L'assessore Roberta Frisoni (foto di repertorio)

L’assessora Frisoni: “Avviamo il percorso per la rigenerazione di un intero quartiere”

Dalla storica ferita dell’ex Questura all’opportunità di realizzare un nuovo quartiere riqualificato, con funzioni, servizi, aree pubbliche, in una zona centrale e strategica della città. Una prospettiva oggi più concreta grazie allo schema di accordo tra il Comune di Rimini e la società Ariminum sviluppo immobiliare per l’attuazione dell’intervento di riqualificazione e rigenerazione urbana dell’area dell’ex questura di via Ugo Bassi.
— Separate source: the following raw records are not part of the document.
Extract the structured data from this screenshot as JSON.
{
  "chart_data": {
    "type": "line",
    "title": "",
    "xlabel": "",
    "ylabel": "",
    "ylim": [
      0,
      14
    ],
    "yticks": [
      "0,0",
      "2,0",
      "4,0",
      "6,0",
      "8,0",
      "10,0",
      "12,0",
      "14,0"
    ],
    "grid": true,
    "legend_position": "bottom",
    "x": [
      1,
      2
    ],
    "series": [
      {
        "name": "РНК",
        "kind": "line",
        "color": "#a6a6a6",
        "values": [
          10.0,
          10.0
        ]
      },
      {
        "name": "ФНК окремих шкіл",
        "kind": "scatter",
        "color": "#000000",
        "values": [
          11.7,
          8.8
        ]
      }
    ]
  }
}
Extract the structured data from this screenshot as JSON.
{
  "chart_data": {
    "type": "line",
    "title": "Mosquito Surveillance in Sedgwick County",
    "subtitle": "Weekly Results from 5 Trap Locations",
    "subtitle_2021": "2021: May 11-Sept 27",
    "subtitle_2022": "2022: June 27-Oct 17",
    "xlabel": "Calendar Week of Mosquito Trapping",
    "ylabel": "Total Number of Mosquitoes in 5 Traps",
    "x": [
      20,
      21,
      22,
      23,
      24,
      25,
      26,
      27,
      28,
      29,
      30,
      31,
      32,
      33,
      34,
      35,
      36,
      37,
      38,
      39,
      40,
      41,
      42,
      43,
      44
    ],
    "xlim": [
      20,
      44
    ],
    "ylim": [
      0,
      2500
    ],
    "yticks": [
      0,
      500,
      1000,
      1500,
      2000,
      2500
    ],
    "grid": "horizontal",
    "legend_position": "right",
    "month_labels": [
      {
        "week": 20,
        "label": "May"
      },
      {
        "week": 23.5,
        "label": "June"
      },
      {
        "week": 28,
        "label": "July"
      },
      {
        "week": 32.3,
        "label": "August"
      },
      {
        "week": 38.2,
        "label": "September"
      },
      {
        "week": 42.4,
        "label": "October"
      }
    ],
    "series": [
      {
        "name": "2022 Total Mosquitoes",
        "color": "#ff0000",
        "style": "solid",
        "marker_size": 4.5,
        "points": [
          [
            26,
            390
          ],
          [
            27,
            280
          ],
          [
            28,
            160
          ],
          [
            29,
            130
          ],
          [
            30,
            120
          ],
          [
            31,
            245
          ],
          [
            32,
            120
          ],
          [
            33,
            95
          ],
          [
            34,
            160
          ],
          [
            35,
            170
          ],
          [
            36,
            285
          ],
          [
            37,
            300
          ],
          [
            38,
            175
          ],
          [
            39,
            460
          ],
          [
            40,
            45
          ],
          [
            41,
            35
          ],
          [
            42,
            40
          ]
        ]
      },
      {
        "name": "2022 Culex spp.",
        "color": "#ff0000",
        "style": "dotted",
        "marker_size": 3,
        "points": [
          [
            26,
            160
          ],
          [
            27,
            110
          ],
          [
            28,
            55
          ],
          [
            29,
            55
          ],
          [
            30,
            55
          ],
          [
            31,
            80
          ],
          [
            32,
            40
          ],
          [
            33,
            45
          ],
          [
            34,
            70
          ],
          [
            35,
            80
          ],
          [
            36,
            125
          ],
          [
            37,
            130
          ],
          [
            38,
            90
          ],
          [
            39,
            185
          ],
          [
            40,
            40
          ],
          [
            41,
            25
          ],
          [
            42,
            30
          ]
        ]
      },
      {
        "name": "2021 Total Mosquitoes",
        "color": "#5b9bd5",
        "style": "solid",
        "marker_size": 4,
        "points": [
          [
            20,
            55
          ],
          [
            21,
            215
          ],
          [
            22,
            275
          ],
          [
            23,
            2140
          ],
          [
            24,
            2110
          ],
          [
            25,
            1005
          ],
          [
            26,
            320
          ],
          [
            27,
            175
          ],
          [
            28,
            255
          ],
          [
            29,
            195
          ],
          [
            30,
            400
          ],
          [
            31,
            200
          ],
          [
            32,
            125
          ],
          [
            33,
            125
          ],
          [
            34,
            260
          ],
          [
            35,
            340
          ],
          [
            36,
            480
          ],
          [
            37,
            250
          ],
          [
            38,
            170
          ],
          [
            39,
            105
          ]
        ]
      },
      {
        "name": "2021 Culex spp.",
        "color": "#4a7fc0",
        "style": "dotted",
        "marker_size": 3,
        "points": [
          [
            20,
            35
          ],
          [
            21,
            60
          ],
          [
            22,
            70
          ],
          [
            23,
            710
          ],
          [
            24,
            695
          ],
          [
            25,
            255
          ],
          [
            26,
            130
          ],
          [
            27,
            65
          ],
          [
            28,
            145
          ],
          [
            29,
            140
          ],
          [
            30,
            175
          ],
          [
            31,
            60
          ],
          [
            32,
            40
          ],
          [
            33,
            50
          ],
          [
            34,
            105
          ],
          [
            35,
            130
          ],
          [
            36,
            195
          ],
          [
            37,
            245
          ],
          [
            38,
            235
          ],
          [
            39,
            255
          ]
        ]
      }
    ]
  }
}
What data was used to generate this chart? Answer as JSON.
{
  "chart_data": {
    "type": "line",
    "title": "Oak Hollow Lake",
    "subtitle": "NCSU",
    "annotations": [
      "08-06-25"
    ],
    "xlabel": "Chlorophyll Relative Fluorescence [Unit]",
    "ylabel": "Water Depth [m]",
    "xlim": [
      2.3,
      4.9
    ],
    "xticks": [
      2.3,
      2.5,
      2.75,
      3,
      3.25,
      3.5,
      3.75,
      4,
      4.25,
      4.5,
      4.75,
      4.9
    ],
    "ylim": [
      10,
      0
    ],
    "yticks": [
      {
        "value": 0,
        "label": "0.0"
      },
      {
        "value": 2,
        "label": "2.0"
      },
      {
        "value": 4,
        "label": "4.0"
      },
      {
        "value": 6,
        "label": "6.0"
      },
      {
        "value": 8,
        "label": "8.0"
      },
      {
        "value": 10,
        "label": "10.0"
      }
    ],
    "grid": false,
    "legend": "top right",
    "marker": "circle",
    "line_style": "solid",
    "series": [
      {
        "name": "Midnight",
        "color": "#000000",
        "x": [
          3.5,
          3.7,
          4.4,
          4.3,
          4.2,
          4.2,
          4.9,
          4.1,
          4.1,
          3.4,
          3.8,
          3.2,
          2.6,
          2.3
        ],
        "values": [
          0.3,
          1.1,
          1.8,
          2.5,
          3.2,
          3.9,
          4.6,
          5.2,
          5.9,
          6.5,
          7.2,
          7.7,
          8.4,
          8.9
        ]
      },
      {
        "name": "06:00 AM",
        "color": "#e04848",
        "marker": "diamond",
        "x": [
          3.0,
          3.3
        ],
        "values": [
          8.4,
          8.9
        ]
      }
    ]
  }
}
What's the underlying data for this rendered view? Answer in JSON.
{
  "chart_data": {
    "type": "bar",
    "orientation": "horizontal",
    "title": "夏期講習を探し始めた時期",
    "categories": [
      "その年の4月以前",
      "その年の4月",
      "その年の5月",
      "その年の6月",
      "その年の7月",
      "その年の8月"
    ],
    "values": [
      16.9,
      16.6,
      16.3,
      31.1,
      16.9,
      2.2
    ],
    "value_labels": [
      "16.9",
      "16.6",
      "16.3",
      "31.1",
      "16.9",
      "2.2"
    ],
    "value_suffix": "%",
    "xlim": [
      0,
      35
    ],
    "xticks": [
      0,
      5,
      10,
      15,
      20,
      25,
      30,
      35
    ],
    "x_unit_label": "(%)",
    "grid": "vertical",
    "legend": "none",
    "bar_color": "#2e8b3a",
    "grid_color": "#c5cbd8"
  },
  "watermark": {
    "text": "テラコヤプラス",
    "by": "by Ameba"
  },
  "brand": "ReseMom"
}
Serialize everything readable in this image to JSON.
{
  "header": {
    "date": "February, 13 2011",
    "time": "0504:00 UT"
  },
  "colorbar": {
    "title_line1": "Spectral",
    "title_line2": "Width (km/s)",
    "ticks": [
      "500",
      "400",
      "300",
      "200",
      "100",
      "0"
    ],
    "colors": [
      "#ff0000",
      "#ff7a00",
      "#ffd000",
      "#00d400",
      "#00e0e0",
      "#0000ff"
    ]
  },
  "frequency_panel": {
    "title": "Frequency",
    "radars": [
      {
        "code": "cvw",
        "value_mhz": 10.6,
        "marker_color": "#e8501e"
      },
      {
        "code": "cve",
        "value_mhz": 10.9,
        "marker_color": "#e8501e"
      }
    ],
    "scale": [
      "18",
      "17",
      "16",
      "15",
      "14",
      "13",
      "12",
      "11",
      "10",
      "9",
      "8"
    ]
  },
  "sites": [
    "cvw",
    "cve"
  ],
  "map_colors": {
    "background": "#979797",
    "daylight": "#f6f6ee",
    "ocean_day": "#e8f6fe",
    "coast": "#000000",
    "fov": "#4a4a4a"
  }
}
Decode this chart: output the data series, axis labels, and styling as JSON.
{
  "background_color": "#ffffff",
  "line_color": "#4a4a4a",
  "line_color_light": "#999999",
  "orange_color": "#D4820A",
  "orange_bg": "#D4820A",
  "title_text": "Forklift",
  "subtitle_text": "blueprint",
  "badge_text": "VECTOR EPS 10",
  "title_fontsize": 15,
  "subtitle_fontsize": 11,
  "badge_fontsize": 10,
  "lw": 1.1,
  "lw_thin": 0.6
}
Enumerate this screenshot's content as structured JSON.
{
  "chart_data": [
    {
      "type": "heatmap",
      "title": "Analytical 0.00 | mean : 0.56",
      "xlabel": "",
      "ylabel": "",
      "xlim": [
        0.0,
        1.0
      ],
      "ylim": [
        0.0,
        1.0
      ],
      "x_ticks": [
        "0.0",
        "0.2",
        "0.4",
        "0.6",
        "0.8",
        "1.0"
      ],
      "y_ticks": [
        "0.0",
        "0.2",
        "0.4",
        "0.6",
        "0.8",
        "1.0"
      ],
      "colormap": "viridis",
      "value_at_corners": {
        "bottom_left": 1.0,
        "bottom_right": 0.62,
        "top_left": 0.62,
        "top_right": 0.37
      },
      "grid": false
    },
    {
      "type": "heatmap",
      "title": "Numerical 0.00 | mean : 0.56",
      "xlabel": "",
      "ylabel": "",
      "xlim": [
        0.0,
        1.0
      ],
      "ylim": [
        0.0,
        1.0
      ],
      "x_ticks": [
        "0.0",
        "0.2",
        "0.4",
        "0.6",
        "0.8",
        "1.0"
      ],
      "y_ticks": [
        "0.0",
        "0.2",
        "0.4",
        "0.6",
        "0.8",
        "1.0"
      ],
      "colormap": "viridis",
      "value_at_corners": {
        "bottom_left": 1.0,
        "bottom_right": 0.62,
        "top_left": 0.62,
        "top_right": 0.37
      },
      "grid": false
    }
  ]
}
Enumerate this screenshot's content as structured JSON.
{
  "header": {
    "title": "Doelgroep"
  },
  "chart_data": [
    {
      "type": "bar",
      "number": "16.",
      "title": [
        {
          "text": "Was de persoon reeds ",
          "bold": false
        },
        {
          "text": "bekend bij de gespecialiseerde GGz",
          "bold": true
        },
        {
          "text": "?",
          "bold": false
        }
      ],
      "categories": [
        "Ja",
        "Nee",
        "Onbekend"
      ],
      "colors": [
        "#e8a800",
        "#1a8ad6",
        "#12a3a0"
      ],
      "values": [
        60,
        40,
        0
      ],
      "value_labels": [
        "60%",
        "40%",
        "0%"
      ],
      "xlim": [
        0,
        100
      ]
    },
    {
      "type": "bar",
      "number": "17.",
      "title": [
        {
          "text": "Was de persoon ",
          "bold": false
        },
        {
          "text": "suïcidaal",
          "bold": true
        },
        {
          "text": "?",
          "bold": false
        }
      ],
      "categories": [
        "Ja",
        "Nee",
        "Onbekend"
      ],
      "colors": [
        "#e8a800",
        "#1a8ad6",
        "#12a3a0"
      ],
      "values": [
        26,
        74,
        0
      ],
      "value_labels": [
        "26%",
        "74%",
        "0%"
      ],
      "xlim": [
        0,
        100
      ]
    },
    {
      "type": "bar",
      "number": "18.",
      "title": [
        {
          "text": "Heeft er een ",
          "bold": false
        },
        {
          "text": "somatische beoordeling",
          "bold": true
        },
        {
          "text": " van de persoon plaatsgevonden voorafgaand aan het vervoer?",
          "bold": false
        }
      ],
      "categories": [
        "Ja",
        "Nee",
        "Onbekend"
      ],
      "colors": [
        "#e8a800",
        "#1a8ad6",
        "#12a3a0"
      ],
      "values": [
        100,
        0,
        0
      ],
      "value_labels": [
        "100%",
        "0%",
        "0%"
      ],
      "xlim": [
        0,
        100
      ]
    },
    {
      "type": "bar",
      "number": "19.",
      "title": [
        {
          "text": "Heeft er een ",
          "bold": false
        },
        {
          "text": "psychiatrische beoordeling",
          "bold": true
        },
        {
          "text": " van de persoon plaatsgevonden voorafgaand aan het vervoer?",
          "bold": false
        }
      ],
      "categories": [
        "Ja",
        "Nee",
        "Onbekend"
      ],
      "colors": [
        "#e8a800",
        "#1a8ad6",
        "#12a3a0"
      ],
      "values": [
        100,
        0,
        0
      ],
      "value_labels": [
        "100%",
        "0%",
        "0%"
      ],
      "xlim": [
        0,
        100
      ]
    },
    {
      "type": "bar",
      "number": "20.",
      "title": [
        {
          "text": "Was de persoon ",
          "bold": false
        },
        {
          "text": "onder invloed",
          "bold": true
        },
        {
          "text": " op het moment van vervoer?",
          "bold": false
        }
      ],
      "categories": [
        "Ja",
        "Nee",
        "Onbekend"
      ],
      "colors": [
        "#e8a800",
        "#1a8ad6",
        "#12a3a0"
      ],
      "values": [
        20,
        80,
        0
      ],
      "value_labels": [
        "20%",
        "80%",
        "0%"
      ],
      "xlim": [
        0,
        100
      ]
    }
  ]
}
Una proposta presentata questa mattina in III commissione consigliare, che ha espresso parere favorevole (nessun voto contrario, tre consiglieri astenuti) ad un accordo che potrebbe consentire di dare una svolta decisiva ad una vicenda che si protrae ormai da 25 anni, frutto di intensi mesi di lavoro e confronto tra l’Amministrazione Comunale e la società privata proprietaria dell’area.

La proposta, che sarà sottoposta al voto del Consiglio Comunale già la prossima settimana, si basa infatti su una importante revisione del precedente progetto presentato da Asi nell’ambito della richiesta di partecipazione all’accordo di programma per la riqualificazione dell’area. In particolare l’accordo presenta un ridimensionamento e un bilanciamento delle funzioni previste (commerciale, residenziale, aree pubbliche per verde, parcheggi e viabilità) e l’armonizzazione del progetto dell’area ex questura con gli altri iter urbanistici e di riqualificazione urbana che interessano il comparto: il Programma integrato di edilizia residenziale sociale (PIERS), la riqualificazione dello stadio Romeo Neri, la realizzazione della Cittadella della sicurezza all’ex Caserma Giulio Cesare, nella prospettiva di andare a ridisegnare l’intero quartiere attraverso una visione di insieme.

“Con questa proposta di accordo siamo vicini a sanare una ferita che la città si porta dietro da almeno 25 anni – commenta l’assessora Roberta Frisoni – da quando cioè, nel 1999, fu sottoscritta la convenzione tra Comune e la società Dama, allora titolare dell’area, per la realizzazione di quella che sarebbe dovuta diventare la nuova questura riminese. Stiamo letteralmente parlando di un’altra epoca storica, del secolo scorso: nel mentre è successo di tutto. E tante scelte sono state compiute sopra la testa dell’Amministrazione e dunque dei cittadini, che ne hanno poi subito le conseguenze. È stato da subito un percorso in salita: l’attesa della sigla di un accordo tra Dama e Ministero sempre annunciato e altrettante volte ritardato, i ripetuti solleciti da parte del Comune, l’avvio dei contenziosi verso la società per l’inadempimento al contratto, fino ad arrivare al fallimento della Dama che ha reso se possibile ancora tutto più complicato. E nel frattempo la vergogna della questura è cresciuta di pari passo al degrado dell’area e alla legittima stanchezza dei cittadini, non solo dei residenti”. 

“Con l’acquisizione all’asta dell’immobile da parte di Asi tre anni fa si è aperto un nuovo capitolo della storia, anche questo complesso – prosegue Frisoni – che si è nutrito anche di scambi accesi tra le parti. Oggi però siamo nelle condizioni di essere arrivati ad una sintesi che crediamo tenga insieme in maniera equilibrata le esigenze del privato con il perseguimento dell’interesse pubblico. Per noi interesse pubblico è far sì che quel quartiere possa essere sempre più vivibile, servito, accessibile e arrivare prioritariamente all’abbattimento del ‘mostro’ dell’ex questura. Siamo giunti con una dialettica serrata ad un accordo che prevede una sensibile riduzione delle superfici, l’impegno della società alla demolizione immediata dell’immobile e alla cessione al Comune di importanti dotazioni pubbliche per verde, parcheggi, viabilità. Nel complesso possiamo dire di aver avviato un percorso che ci porterà alla riqualificazione dell’intero quartiere, anticipando di fatto il Pug così come fatto con il piano dell’arenile, arrivando alla definizione di un progetto che tiene insieme in maniera armonica Ers, stadio Romeo Neri e cittadella della sicurezza”.

L’intervento si articolerà in due fasi: il primo stralcio prevede la integrale demolizione dell’ex questura e successivamente la realizzazione dell’intervento pubblico consistente negli alloggi previsti nel PIERS e  della realizzazione della medio-piccola struttura di vendita. La seconda fase prevede invece la realizzazione del secondo intervento privato (residenziale ed una piccola quota di esercizi commerciali di vicinato e pubblici esercizi). La demolizione dell’ex questura avverrò immediatamente dopo la sottoscrizione dell’accordo.